I've put up a modified sysbench here:
<https://github.com/Ringdingcoder/sysbench>. This tries to simulate
the write pattern I've seen with XFS. It would be really interesting
to know how different RAID controllers cope with this.

- Checkout (or download tarball):
https://github.com/Ringdingcoder/sysbench/tarball/master
- ./configure --without-mysql && make
- fallocate -l 8g test_file.0
- ./sysbench/sysbench --test=fileio --max-time=15
--max-requests=10000000 --file-num=1 --file-extra-flags=direct
--file-total-size=8G --file-block-size=8192 --file-fsync-all=off
--file-fsync-freq=0 --file-fsync-mode=fdatasync --num-threads=1
--file-test-mode=ag4 run

If you don't have fallocate, you can also use the last line with "run"
replaced by "prepare" to create the file.
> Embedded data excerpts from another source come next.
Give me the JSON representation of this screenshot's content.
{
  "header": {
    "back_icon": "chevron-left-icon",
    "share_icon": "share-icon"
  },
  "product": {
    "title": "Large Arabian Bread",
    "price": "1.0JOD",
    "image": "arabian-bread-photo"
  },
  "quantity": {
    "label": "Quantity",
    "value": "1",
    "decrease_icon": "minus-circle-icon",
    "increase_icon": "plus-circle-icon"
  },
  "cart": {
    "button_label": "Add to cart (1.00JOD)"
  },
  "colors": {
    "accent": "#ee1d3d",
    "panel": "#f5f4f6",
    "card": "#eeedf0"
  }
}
Run the benchmark a few
times to check if the numbers are somewhat stable. When doing a few
runs in direct succession, the first one will likely be faster because
the cache has not been loaded up yet. The interesting part of the
output is this:

Read 0b  Written 64.516Mb  Total transferred 64.516Mb  (4.301Mb/sec)
  550.53 Requests/sec executed

That's a measurement from my troubled RAID 6 volume (SmartArray P400,
6x 10k disks).

>From the other controller in this machine (RAID 1, SmartArray P410i,
2x 15k disks), I get:

Read 0b  Written 276.85Mb  Total transferred 276.85Mb  (18.447Mb/sec)
 2361.21 Requests/sec executed

The better result might be caused by the better controller or the RAID
1, with the latter reason being more likely.